Der VdM in Nordrhein-Westfalen hat signalisiert, dass 800 Lehrerstellen in Nordrhein-Westfalen fehlen. Wo sollen die herkommen? Wo wollen Sie die Lehrerstellen hernehmen, mit denen Sie hier anfangen wollen? Der VdM kritisiert eine Schwerpunktverlagerung der kulturellen Bildung im Musikbereich von den Musikschulen an die Schulen. Sie höhlen in Nordrhein-Westfalen die Musikschulen aus. Ist Ihnen das bewusst? Also ich habe mit Leuten des Landes Nordrhein-Westfalen gesprochen, die schütteln nur den Kopf. Erkundigen Sie sich doch mal vor Ort in NRW beim Verband der Musikschulen.

(Hans Kreher, FDP: Sie waren doch neulich bei dem Obleutegespräch dabei.)

Diese stehen diesem Projekt äußerst kritisch gegenüber, jedenfalls in dieser Form, wie es dort praktiziert wird.

Sie werfen viele Fragen auf, haben aber keine Antworten und, damit will ich zum Schluss kommen, haben länderspezifi sche Ausrichtungen überhaupt nicht im Blick. Der Bildungsminister hat es gesagt, die Integration in die Ganztagsschulen ist erfolgt. Die Verstärkung der Zusammenarbeit zwischen Musikschulen und Schule spielt in Ihrem Antrag gar keine Rolle.

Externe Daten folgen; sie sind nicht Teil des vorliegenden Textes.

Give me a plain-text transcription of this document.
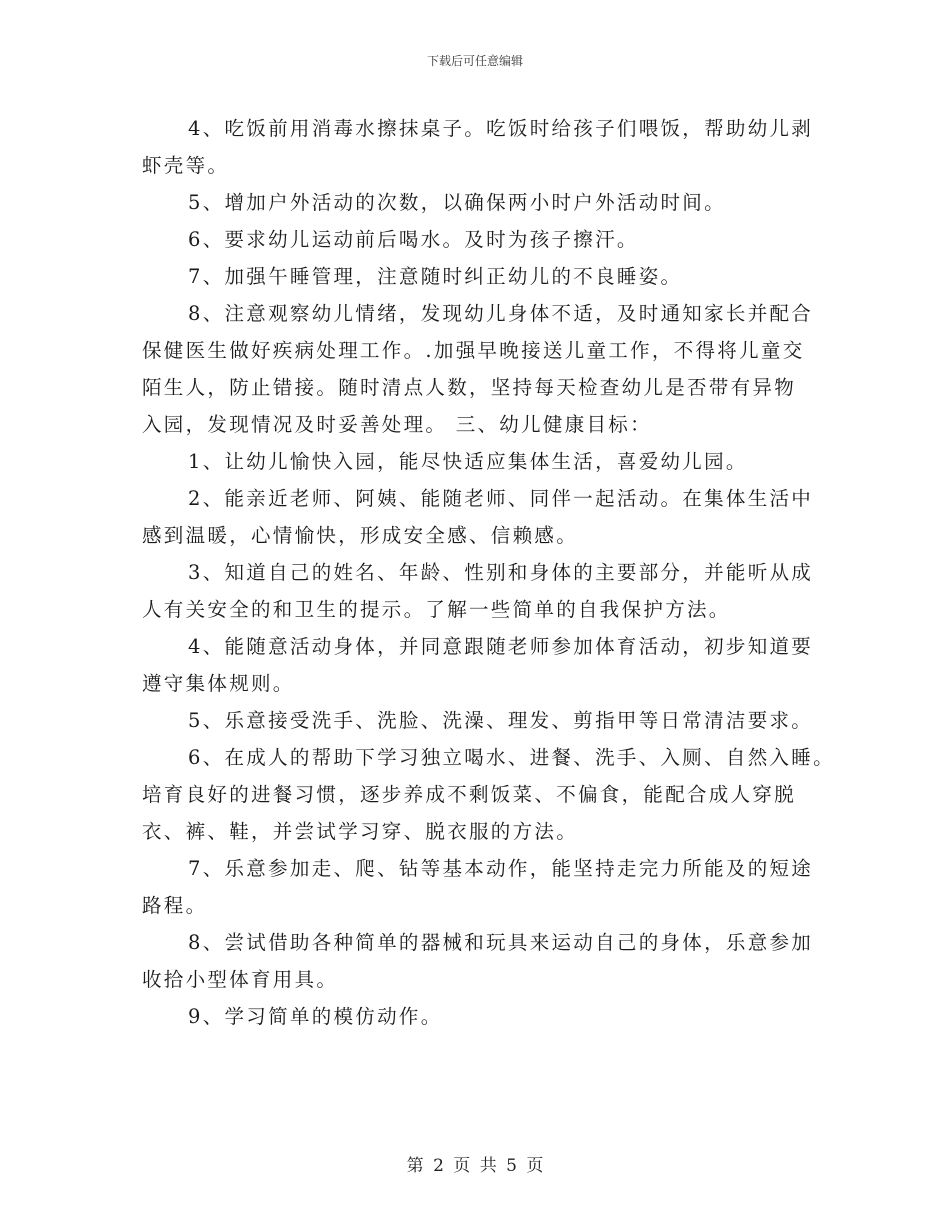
下载后可任意编辑

4、吃饭前用消毒水擦抹桌子。吃饭时给孩子们喂饭，帮助幼儿剥
虾壳等。

5、增加户外活动的次数，以确保两小时户外活动时间。

6、要求幼儿运动前后喝水。及时为孩子擦汗。

7、加强午睡管理，注意随时纠正幼儿的不良睡姿。

8、注意观察幼儿情绪，发现幼儿身体不适，及时通知家长并配合
保健医生做好疾病处理工作。.加强早晚接送儿童工作，不得将儿童交
陌生人，防止错接。随时清点人数，坚持每天检查幼儿是否带有异物
入园，发现情况及时妥善处理。 三、幼儿健康目标：

1、让幼儿愉快入园，能尽快适应集体生活，喜爱幼儿园。

2、能亲近老师、阿姨、能随老师、同伴一起活动。在集体生活中
感到温暖，心情愉快，形成安全感、信赖感。

3、知道自己的姓名、年龄、性别和身体的主要部分，并能听从成
人有关安全的和卫生的提示。了解一些简单的自我保护方法。

4、能随意活动身体，并同意跟随老师参加体育活动，初步知道要
遵守集体规则。

5、乐意接受洗手、洗脸、洗澡、理发、剪指甲等日常清洁要求。

6、在成人的帮助下学习独立喝水、进餐、洗手、入厕、自然入睡。
培育良好的进餐习惯，逐步养成不剩饭菜、不偏食，能配合成人穿脱
衣、裤、鞋，并尝试学习穿、脱衣服的方法。

7、乐意参加走、爬、钻等基本动作，能坚持走完力所能及的短途
路程。

8、尝试借助各种简单的器械和玩具来运动自己的身体，乐意参加
收拾小型体育用具。

9、学习简单的模仿动作。

第 2 页 共 5 页
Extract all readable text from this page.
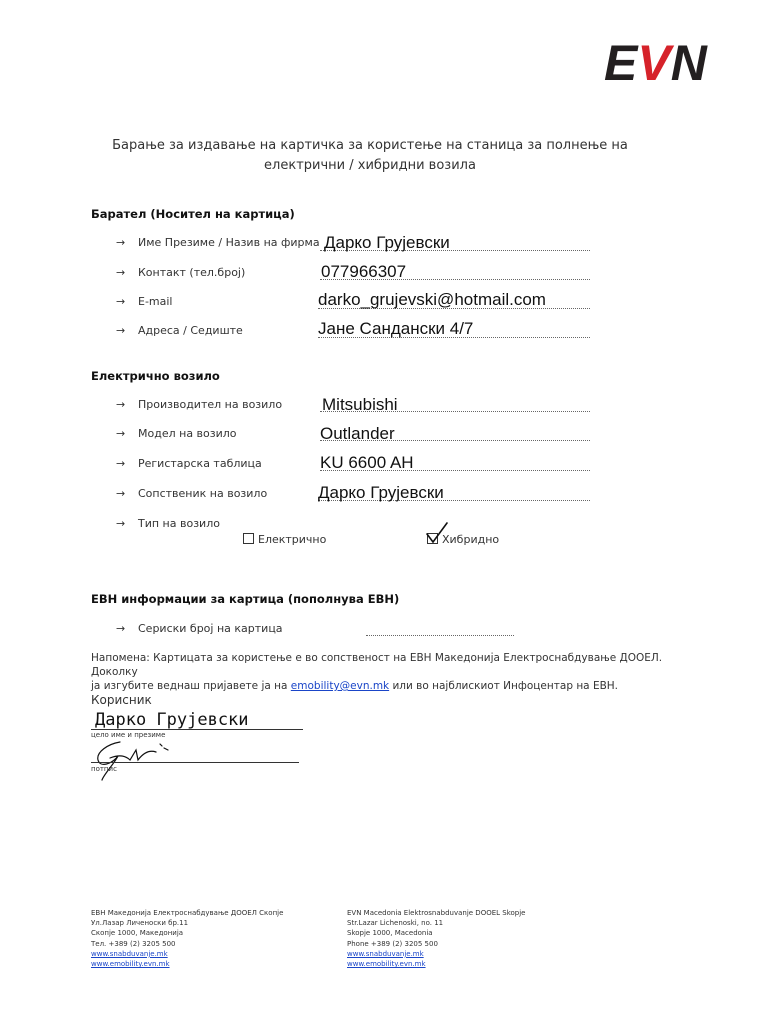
EVN
Барање за издавање на картичка за користење на станица за полнење на
електрични / хибридни возила
Барател (Носител на картица)
→ Име Презиме / Назив на фирма Дарко Грујевски
→ Контакт (тел.број)	077966307
→ E-mail	darko_grujevski@hotmail.com
→ Адреса / Седиште	Јане Сандански 4/7
Електрично возило
→ Производител на возило Mitsubishi
→ Модел на возило	Outlander
→ Регистарска таблица	KU 6600 AH
→ Сопственик на возило	Дарко Грујевски
→ Тип на возило
Електрично	Хибридно
ЕВН информации за картица (пополнува ЕВН)
→ Сериски број на картица
Напомена: Картицата за користење е во сопственост на ЕВН Македонија Електроснабдување ДООЕЛ. Доколку
ја изгубите веднаш пријавете ја на emobility@evn.mk или во најблискиот Инфоцентар на ЕВН.
Корисник
Дарко Грујевски
цело име и презиме
потпис
ЕВН Македонија Електроснабдување ДООЕЛ Скопје
Ул.Лазар Личеноски бр.11
Скопје 1000, Македонија
Тел. +389 (2) 3205 500
www.snabduvanje.mk
www.emobility.evn.mk
EVN Macedonia Elektrosnabduvanje DOOEL Skopje
Str.Lazar Lichenoski, no. 11
Skopje 1000, Macedonia
Phone +389 (2) 3205 500
www.snabduvanje.mk
www.emobility.evn.mk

Es gibt nach meiner Auffassung wichtigere Dinge, denen Sie sich überhaupt nicht stellen. Fangen Sie doch einmal an, darüber nachzudenken, wie Sie die Mittel der Musikschulen dynamisieren wollen! Da liegen die Probleme. Fangen Sie doch überhaupt erst einmal an, darüber nachzudenken, wie Sie die Wartelisten an den Musikschulen reduzieren wollen, die ohnehin bestehen! So kommen Sie an den Kern der Probleme. Sie machen hier ein Wolkenkuckucksheim auf, was schön klingt, aber was deutlich erkennen erlässt, dass Sie in der Gegenwart der kulturellen Diskussion dieses Landes überhaupt noch nicht angekommen sind. – Ich danke für die Aufmerksamkeit.

(Beifall bei Abgeordneten der Fraktionen der SPD und CDU)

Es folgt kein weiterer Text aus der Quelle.